Orange County, Inland Empire bore brunt of storms
In the run-up to what became one of the worst storm systems to hit Southern California in five years, all the concern was focused on the Los Angeles foothill communities scarred by the Station fire.
But when the wildest weather arrived Wednesday, the worst-hit areas were not La Cañada Flintridge or La Crescenta in the San Gabriel Mountains.
Instead, by the luck of the draw, the heart of the storm plunged straight into Orange County and the Inland Empire, giving those areas a soaking that residents said was the worst in recent memory.
The storms were one of the most powerful systems to strike Southern California since the memorable El Niño storms of the winter of 2004-05. And they seemingly embarrassed weather forecasters and climatologists who had earlier predicted that because of La Niña, this winter would be drier than average.
Laguna Beach was doused with 4.29 inches of rain in just 24 hours — nearly half of what the city has received all week. A storm drain channel that normally diverts excess water underneath downtown and into the ocean surged over its barriers, bursting onto Beach Street, pulling down a chain-link fence and sending water spraying up to 15 feet in the air.
The storms reduced Laguna Gardens Nursery to a field of broken pottery, strewn bricks and toppled stonework, pushing over statues of Buddha weighing several hundred pounds.
“There have been three floods here since 1981, but this one was by far the most violent .... Everything’s gone,” said Kevin Naughton, 57.
“There are rivers coming through town,” said Jeff Grubert, 48, an entertainment distribution company manager who has an office in Laguna Beach.
At sunrise, heavy, knee-high muck caked downtown streets, miring cars up to their doors. High tides collided with rivers of water gushing down Broadway and Pacific Coast Highway, wiping out much of the main beach downtown and washing away the sand beneath the popular boardwalk.
The floors of many of the restaurants, rug galleries, bars and clothing boutiques were covered in water, with mounds of sand piled up on their doorsteps.
“This is not good,” said Kelly Boyd, a Laguna Beach city councilman and owner of the popular local watering hole the Marine Room. Its wood floors were soaked and buckling. “We cannot get flood insurance in town because it is on a flood plain.”
The flotsam on one stretch of downtown sidewalks included patio furniture, CDs and uprooted vegetation.
What was Orange County’s misfortune offered L.A. County a reprieve. L.A. County officials had feared a repeat of the Feb. 6 floods, when a slow-moving storm cell parked itself near La Cañada Flintridge, unleashing a torrent that tossed a huge boulder into a storm drain, clogging it and then pushing muddy rapids into 40 homes.
But on Wednesday, debris basins remained 70% to 75% empty, said Bob Spencer, spokesman for the county Department of Public Works.
“There wasn’t a lot of material that came down the hills this time around,” he said.

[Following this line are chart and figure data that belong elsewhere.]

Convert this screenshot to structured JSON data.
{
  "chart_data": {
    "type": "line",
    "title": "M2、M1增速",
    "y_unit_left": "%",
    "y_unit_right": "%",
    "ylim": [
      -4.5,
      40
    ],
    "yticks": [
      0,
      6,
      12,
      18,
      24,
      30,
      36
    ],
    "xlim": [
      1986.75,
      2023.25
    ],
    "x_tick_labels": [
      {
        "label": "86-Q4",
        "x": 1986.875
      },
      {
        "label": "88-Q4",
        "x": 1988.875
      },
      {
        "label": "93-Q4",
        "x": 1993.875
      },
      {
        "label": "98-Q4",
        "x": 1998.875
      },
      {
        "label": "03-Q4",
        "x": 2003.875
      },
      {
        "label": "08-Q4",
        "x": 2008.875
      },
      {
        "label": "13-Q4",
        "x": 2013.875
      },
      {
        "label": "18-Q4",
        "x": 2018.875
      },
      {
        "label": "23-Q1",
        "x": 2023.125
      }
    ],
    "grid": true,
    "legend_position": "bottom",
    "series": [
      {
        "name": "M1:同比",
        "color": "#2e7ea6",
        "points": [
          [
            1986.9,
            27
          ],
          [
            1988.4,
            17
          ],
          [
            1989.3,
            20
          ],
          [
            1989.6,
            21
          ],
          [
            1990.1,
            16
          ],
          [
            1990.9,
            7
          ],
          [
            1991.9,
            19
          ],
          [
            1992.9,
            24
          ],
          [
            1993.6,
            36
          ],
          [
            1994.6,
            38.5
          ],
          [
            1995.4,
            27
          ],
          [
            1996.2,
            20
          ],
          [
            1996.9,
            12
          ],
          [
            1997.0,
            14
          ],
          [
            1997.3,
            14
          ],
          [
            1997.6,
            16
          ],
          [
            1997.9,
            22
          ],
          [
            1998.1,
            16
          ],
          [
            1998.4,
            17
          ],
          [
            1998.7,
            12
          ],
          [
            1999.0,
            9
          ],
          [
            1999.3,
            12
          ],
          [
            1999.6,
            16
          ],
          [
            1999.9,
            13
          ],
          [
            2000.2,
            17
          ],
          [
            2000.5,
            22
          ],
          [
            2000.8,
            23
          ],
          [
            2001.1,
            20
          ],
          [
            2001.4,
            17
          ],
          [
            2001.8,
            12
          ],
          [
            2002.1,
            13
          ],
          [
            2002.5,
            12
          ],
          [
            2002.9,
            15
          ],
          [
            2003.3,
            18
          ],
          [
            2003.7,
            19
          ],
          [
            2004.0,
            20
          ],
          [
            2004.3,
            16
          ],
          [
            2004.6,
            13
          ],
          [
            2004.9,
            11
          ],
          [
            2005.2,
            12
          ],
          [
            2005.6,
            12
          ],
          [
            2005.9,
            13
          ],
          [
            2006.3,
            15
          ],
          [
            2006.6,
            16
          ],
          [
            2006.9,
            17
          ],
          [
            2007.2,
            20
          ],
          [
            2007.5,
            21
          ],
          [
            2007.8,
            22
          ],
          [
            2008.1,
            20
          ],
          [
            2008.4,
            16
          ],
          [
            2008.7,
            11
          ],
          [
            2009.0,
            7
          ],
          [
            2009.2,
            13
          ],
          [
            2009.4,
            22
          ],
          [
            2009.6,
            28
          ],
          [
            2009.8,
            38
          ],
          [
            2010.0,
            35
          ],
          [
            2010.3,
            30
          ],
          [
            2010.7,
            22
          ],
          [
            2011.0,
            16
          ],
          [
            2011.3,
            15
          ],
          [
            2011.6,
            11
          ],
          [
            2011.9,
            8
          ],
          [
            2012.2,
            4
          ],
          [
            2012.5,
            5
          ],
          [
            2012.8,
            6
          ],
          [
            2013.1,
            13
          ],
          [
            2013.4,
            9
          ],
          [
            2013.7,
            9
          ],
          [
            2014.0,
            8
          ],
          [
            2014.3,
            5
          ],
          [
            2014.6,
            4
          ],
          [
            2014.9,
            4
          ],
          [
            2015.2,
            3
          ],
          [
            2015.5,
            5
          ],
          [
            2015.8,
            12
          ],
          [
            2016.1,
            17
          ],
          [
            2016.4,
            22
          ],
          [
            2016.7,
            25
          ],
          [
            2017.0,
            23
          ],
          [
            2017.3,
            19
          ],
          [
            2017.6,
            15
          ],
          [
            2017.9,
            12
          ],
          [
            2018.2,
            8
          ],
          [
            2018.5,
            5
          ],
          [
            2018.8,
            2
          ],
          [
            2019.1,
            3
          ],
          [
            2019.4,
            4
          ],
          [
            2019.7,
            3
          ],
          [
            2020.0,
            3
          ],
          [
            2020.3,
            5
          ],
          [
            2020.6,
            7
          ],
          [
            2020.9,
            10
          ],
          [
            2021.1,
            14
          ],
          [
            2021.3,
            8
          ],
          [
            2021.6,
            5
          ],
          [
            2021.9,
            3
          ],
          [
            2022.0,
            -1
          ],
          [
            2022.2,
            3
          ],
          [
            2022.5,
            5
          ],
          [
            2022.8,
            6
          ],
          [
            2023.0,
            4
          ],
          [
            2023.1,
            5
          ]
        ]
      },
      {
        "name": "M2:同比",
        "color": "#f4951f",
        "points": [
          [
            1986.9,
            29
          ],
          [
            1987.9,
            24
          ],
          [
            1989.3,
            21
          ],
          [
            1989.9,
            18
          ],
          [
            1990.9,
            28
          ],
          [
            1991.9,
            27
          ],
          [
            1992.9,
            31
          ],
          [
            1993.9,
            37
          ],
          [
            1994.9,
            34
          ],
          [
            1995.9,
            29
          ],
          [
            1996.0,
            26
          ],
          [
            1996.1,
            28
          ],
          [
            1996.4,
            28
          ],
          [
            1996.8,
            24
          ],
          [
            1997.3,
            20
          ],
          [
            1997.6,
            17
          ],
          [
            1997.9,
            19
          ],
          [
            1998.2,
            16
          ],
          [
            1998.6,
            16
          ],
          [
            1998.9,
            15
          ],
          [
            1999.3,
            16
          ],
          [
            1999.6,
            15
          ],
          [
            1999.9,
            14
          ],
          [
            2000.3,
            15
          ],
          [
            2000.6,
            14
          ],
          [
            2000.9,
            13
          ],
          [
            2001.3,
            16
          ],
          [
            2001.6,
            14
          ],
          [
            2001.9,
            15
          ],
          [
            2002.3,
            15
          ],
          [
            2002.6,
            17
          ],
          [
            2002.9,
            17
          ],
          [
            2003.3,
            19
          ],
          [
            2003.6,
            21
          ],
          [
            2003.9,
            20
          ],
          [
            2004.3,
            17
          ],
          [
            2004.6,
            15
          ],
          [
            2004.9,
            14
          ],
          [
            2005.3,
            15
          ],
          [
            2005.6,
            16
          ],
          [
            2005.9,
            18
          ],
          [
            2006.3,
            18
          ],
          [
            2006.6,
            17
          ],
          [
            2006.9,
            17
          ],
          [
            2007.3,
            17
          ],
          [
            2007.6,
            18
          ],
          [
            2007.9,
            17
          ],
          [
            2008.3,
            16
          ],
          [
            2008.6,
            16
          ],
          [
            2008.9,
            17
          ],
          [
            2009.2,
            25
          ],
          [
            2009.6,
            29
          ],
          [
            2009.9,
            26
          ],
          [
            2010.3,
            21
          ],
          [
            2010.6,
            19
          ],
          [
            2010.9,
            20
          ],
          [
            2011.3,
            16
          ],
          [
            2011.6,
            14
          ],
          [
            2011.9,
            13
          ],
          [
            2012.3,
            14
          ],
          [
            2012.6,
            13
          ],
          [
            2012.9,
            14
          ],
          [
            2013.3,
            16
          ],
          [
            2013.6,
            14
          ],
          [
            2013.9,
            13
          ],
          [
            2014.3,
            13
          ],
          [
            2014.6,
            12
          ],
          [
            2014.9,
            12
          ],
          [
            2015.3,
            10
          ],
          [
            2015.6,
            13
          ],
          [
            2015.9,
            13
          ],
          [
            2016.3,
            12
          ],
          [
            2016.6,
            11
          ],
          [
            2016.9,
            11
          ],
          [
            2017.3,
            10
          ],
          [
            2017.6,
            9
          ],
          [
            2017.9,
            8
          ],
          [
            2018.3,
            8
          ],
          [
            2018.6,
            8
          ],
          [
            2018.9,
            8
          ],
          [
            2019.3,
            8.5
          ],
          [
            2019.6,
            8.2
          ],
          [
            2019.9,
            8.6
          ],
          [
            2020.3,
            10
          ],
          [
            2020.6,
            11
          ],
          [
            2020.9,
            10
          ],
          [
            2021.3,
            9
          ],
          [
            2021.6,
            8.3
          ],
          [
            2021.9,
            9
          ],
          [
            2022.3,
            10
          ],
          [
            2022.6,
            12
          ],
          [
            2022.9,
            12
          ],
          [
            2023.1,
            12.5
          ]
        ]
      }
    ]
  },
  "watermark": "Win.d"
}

At first glance, the result was somewhat surprising because La Cañada Flintridge received more rainfall over the last seven days than the region did before the Feb. 6 storms, said Bill Patzert, climatologist at the Jet Propulsion Laboratory.
But there were key differences. For one thing, much of the loose debris had already washed away, Patzert said. And before the Feb. 6 floods, county crews were still struggling to clear debris basins of the products of previous storms.
Spencer cautioned that the lack of disaster this time should not encourage residents who ignored evacuation orders issued Tuesday night. Because topsoil has eroded from the slopes since the fires, more boulders are now exposed and are even more likely to tumble.
“We really, really dodged a bullet,” said meteorologist Jamie Meier of the National Weather Service.
The weather service said 8.35 inches of rain had fallen on downtown L.A. so far this December, making it possible that this month will break the record for the second-wettest December — 8.77 inches during the El Niño storms of December 2004. But it is unlikely to break the all-time record of December rains, when more than 15 inches fell in December 1889.
Normal December rainfall for downtown L.A. is 1.9 inches.
The heavy rainfall has raised questions about whether this year really will be drier than average. Perhaps not surprisingly, Meier said climatologists are now predicting “equal chances of a drier or wetter than normal year.”
“Who would have ever thought that we would be reaching the second-wettest December during a La Niña year?” she said.
Unlike El Niño years, which result from a warming of the tropical Pacific Ocean and can cause heavier rainfall here, a La Niña event is caused by a cooling of the same waters and usually brings less rainfall.
Patzert said that since 1949, there have been 22 La Niña events; 18 of those years brought below-average rainfall to the region.
A reprieve from the rain is expected to last through early Christmas Day. A new but far weaker storm was expected to land Saturday night and last into Sunday.